Let’s keep those boders open. People gotta work ya know.
Just “popping” an O pill won’t do much. Crushing and snorting are the thing.
Another link for this article:
http://www.latimes.com/news/nation-and-world/la-me-blacktar14-2010feb14,0,674979.story
Here is an online link to stories from a small town in Massachusetts where several students died of overdoses of heroin.
http://southofboston.net/entreports/heroin/day1.html
Mark
This problem is in everyone’s back yard.
My son’s friend started with Oxy then went to Heroin. He tried to get my son to take him to score a brick of the big H. He wound up in jail, rehab and probation. Sad story. Needless to say, my son is forbidden to associate with him.
It’s happening to young people in their 20’s not just high school kids.
Parents, just when you thought you were out of the woods.
Keep your eyes and ears wide open!
heroin OD is an epidemic, more people than most can imagine have been and will be touched by this, and these murderers are deliberately targeting young people whose brain function of judgement is not matured
BTT
Herion is so linked to narcoterrorism that the US needs to get serious about penalties for dealing it. Make it worth no one’s while.
“Famly values don’t stop a the Rio Grande.”
This is real nasty business and specifically targeting white middle class. The Mexicans are on a bold, out in the open, lawless spree in this country. Who will stop them?

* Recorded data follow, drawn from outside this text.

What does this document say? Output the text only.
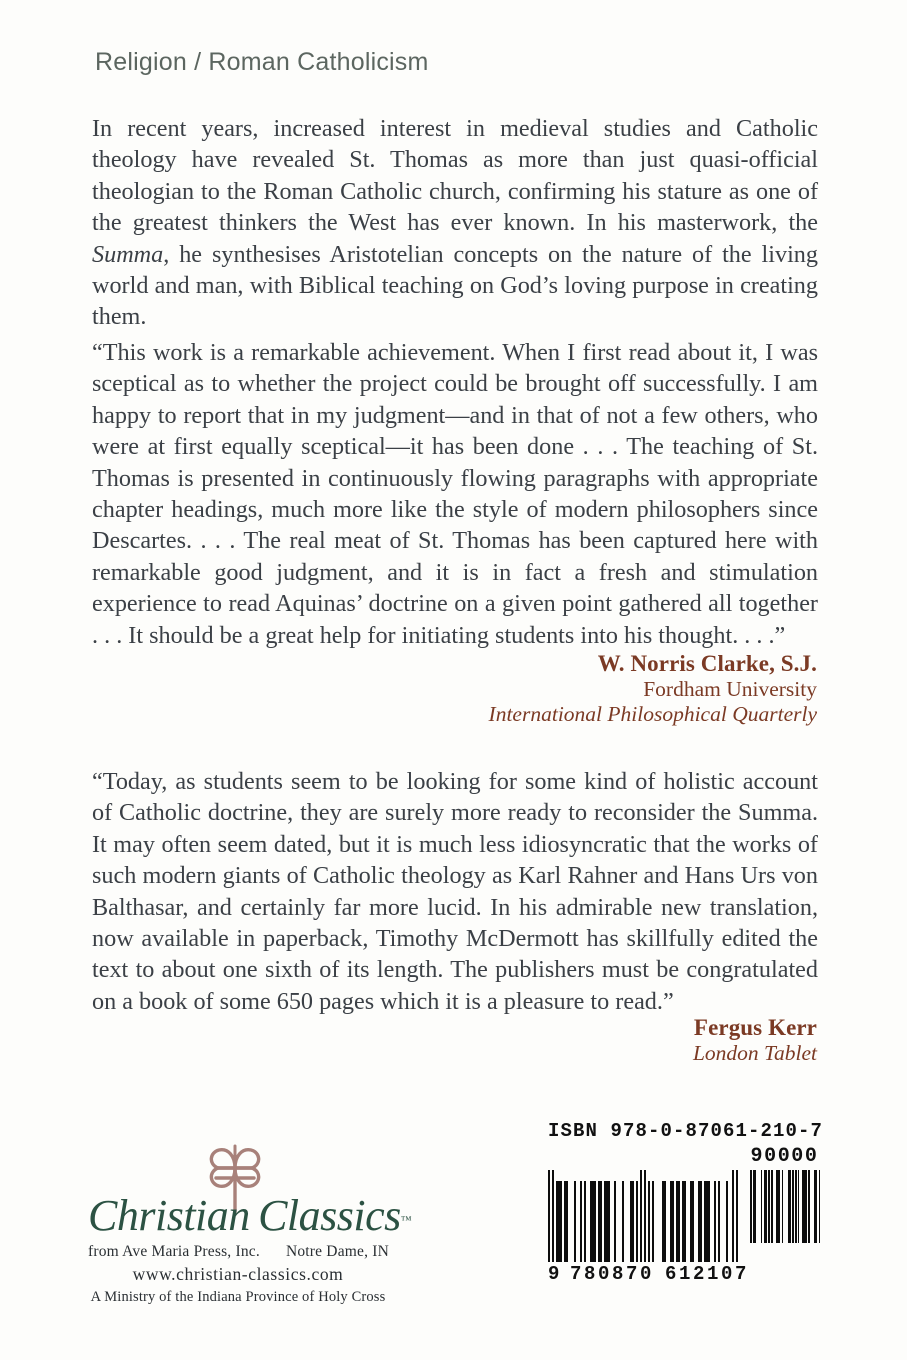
Religion / Roman Catholicism
In recent years, increased interest in medieval studies and Catholic theology have revealed St. Thomas as more than just quasi-official theologian to the Roman Catholic church, confirming his stature as one of the greatest thinkers the West has ever known. In his masterwork, the Summa, he synthesises Aristotelian concepts on the nature of the living world and man, with Biblical teaching on God’s loving purpose in creating them.
“This work is a remarkable achievement. When I first read about it, I was sceptical as to whether the project could be brought off successfully. I am happy to report that in my judgment—and in that of not a few others, who were at first equally sceptical—it has been done . . . The teaching of St. Thomas is presented in continuously flowing paragraphs with appropriate chapter headings, much more like the style of modern philosophers since Descartes. . . . The real meat of St. Thomas has been captured here with remarkable good judgment, and it is in fact a fresh and stimulation experience to read Aquinas’ doctrine on a given point gathered all together . . . It should be a great help for initiating students into his thought. . . .”
W. Norris Clarke, S.J.
Fordham University
International Philosophical Quarterly
“Today, as students seem to be looking for some kind of holistic account of Catholic doctrine, they are surely more ready to reconsider the Summa. It may often seem dated, but it is much less idiosyncratic that the works of such modern giants of Catholic theology as Karl Rahner and Hans Urs von Balthasar, and certainly far more lucid. In his admirable new translation, now available in paperback, Timothy McDermott has skillfully edited the text to about one sixth of its length. The publishers must be congratulated on a book of some 650 pages which it is a pleasure to read.”
Fergus Kerr
London Tablet
Christian Classics™
from Ave Maria Press, Inc. Notre Dame, IN
www.christian-classics.com
A Ministry of the Indiana Province of Holy Cross
ISBN 978-0-87061-210-7
9 780870 612107
90000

Xalisco bosses have avoided the nation's largest cities with established heroin organizations. Instead, using Southern California and Phoenix as staging areas, they have established networks in Salt Lake City; Reno; Boise, Idaho; Indianapolis; Nashville; and Myrtle Beach, S.C., among other places. From those cities, their heroin -- called black tar because it's sticky and dark -- has made its way into suburbs and small towns.